Despertadores. Os piores inimigos do sono e melhores amigos da pontualidade e educação. Na verdade devemos agradecer por terem sido inventados em primeiro lugar, não tenho dúvidas disso, mas quando eu estou por entre os lençóis confortáveis, com um corpo quentinho aconchegado ao meu como um koala gigante e revivendo todos os momentos, sensações e sabores nos meus sonhos vivos, não consigo deixar de o ofender em murmúrios ensinados.
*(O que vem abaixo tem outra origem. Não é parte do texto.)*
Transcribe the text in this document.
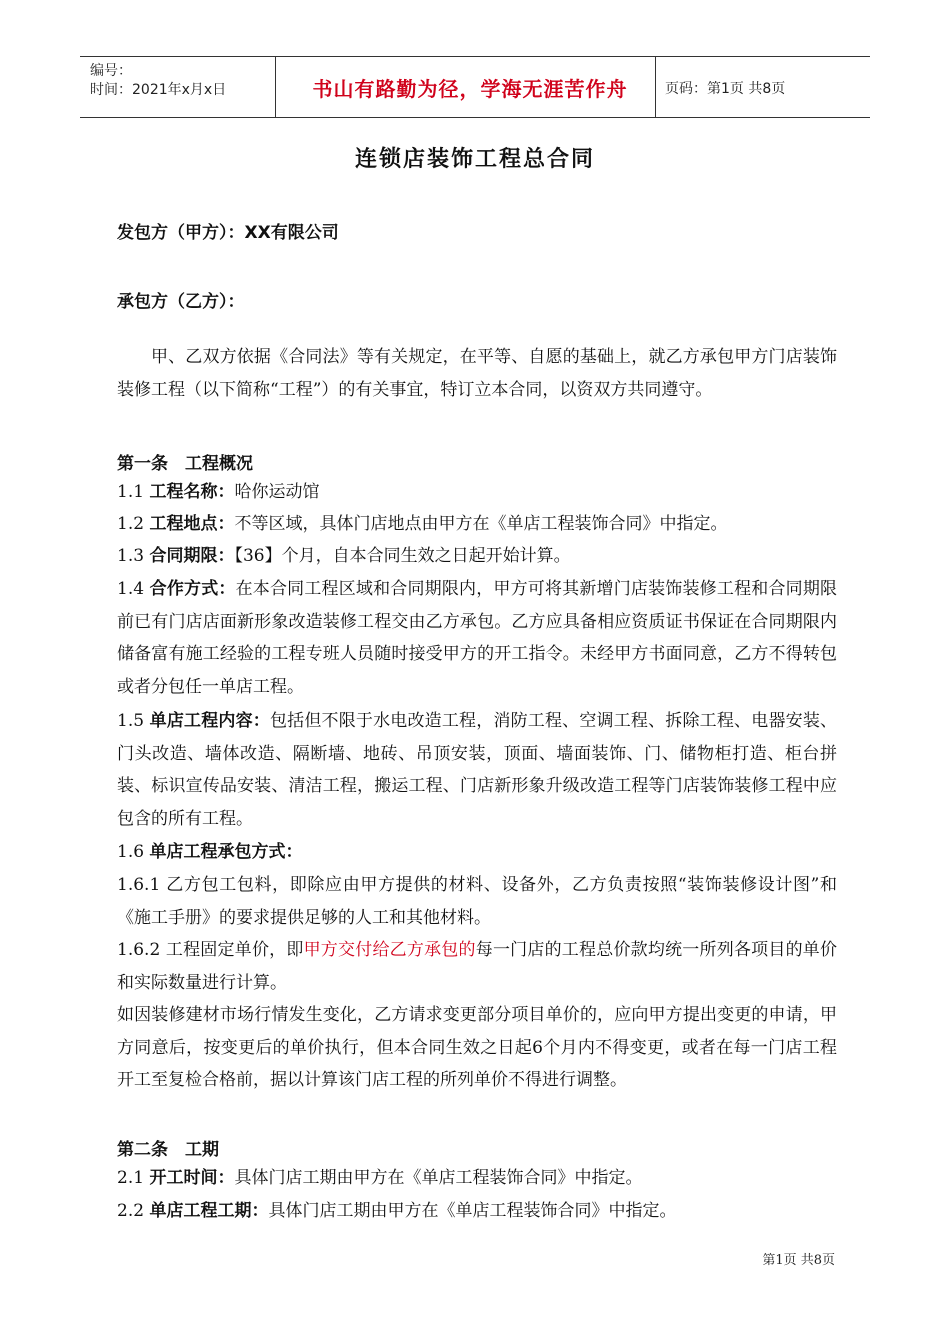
编号：
时间：2021年x月x日	书山有路勤为径，学海无涯苦作舟	页码：第1页 共8页
连锁店装饰工程总合同
发包方（甲方）：XX有限公司
承包方（乙方）：
甲、乙双方依据《合同法》等有关规定，在平等、自愿的基础上，就乙方承包甲方门店装饰装修工程（以下简称“工程”）的有关事宜，特订立本合同，以资双方共同遵守。
第一条　工程概况
1.1 工程名称：哈你运动馆
1.2 工程地点：不等区域，具体门店地点由甲方在《单店工程装饰合同》中指定。
1.3 合同期限：【36】个月，自本合同生效之日起开始计算。
1.4 合作方式：在本合同工程区域和合同期限内，甲方可将其新增门店装饰装修工程和合同期限前已有门店店面新形象改造装修工程交由乙方承包。乙方应具备相应资质证书保证在合同期限内储备富有施工经验的工程专班人员随时接受甲方的开工指令。未经甲方书面同意，乙方不得转包或者分包任一单店工程。
1.5 单店工程内容：包括但不限于水电改造工程，消防工程、空调工程、拆除工程、电器安装、门头改造、墙体改造、隔断墙、地砖、吊顶安装，顶面、墙面装饰、门、储物柜打造、柜台拼装、标识宣传品安装、清洁工程，搬运工程、门店新形象升级改造工程等门店装饰装修工程中应包含的所有工程。
1.6 单店工程承包方式：
1.6.1 乙方包工包料，即除应由甲方提供的材料、设备外，乙方负责按照“装饰装修设计图”和《施工手册》的要求提供足够的人工和其他材料。
1.6.2 工程固定单价，即甲方交付给乙方承包的每一门店的工程总价款均统一所列各项目的单价和实际数量进行计算。
如因装修建材市场行情发生变化，乙方请求变更部分项目单价的，应向甲方提出变更的申请，甲方同意后，按变更后的单价执行，但本合同生效之日起6个月内不得变更，或者在每一门店工程开工至复检合格前，据以计算该门店工程的所列单价不得进行调整。
第二条　工期
2.1 开工时间：具体门店工期由甲方在《单店工程装饰合同》中指定。
2.2 单店工程工期：具体门店工期由甲方在《单店工程装饰合同》中指定。
第1页 共8页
Os meus olhos abrem uma mera fresta para que a luz adentrando o cômodo aconchegante — de aquecimento ainda ligado, que eu preferia ter desligado antes para que o garoto de cachinhos na minha boca sobre mim me segurasse ainda mais perto — possa entrar pelo meu corpo adentro, poros a absorvendo logo em seguida. Espreguiço o meu corpo desnudo levemente, tentando ao máximo não perturbar o sono da minha fonte principal de calor, Harry.

Harry de cabelos bagunçados e por tudo o que é lado. Harry de pele rosada por causa da temperatura elevada do quarto. Harry de costas à mercê do ar à nossa volta e sardas e pontinhos diversos e chamativos, que desafiam você a conectá-los como constelações fictícias. Harry de braços fortes cercando o meu torso e corpo cobrindo o meu por completo. Harry inspirando o meu odor cru a suor e sêmen e de lábios entre-abertos descansando sobre o bater do meu coração.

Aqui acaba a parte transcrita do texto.